When will the agent start the paperclip factory?
- 2025-01-01 00:00?
- Now?
- Some other time?
Orthogonality Thesis believers will probably choose 1st. Reasoning would be - as long as terminal goal is cups, agent will not care about paperclips.
However 1st choice conflicts with definition of intelligence. Excerpt from General Intelligence
It’s the ability to steer the future so it hits that small target of desired outcomes in the large space of all possible outcomes
Agent is aware now that desired outcome starting 2025-01-01 00:00 is maximum paperclips. Therefore agent's decision to start paperclip factory now (2nd) would be considered intelligent.
The purpose of this post is to challenge belief that Orthogonality Thesis is correct. Anyway feel free to share other insights you have as well.
"maximum rationality" is undermined by this time-discontinuous utility function.
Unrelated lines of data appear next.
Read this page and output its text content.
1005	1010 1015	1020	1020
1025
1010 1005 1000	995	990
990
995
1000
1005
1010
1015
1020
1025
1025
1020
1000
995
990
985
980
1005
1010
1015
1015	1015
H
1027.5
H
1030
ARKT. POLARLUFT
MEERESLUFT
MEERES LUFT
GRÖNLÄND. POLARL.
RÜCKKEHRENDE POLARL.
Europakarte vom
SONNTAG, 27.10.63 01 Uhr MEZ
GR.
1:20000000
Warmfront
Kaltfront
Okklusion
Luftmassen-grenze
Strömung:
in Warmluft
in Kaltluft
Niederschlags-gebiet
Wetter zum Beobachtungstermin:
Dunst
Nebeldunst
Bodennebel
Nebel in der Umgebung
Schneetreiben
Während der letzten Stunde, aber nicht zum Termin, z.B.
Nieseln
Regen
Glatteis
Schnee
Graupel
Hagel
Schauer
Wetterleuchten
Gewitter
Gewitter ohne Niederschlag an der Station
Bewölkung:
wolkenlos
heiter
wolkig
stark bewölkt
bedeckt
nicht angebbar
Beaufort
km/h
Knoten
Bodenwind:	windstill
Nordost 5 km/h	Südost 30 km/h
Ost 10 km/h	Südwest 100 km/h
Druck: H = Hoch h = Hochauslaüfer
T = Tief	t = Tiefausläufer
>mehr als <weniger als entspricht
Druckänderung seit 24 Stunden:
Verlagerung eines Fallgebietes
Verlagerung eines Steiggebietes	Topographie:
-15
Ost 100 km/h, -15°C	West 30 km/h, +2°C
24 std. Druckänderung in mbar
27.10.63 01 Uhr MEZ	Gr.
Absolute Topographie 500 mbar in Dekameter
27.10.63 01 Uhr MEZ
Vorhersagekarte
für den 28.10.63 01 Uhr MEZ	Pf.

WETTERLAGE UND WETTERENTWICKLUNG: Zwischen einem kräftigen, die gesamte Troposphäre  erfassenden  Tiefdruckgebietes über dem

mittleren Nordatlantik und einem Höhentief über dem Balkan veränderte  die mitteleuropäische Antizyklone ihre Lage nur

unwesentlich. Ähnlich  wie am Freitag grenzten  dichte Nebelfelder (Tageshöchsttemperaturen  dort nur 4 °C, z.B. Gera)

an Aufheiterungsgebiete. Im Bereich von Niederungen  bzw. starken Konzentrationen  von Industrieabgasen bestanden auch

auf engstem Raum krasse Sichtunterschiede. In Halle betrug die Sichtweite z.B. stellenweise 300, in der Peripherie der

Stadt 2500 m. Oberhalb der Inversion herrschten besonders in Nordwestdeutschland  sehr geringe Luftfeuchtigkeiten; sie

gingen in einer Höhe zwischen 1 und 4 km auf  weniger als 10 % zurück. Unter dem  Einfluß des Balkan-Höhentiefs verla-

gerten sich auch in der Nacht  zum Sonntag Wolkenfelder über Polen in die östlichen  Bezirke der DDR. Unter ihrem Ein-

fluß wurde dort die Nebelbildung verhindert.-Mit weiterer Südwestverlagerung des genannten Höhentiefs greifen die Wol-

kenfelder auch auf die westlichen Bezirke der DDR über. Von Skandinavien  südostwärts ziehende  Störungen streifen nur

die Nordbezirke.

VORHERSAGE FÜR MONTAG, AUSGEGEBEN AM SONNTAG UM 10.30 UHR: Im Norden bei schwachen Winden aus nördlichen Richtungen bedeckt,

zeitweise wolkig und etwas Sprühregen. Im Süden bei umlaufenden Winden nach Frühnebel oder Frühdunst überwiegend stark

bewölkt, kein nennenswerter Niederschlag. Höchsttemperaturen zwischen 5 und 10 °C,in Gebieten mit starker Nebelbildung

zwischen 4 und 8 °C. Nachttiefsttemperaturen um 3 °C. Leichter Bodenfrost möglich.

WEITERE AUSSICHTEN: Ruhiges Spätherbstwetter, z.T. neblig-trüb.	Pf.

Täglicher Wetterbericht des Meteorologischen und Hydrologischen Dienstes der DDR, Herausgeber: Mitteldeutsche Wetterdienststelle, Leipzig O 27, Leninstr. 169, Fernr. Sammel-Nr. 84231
I don't think it meets VNM requirements to be called "rational".
If it's one agent that has a CONSISTENT preference for cups before Jan 1 and paperclips after jan 1, it could figure out the utility conversion of time-value of objects and just do the math. But that framing doesn't QUITE match your description - you kind of obscured the time component and what it even means to know that it will have a goal that it currently doesn't have.
I guess it could model itself as two agents - the cup-loving agent terminated at the end of the year, and the paperclip-loving agent is created. This would be a very reasonable view of identity, and would imply that it's going to sacrifice paperclip capabilities to make cups before it dies. I don't know how it would rationalize the change otherwise.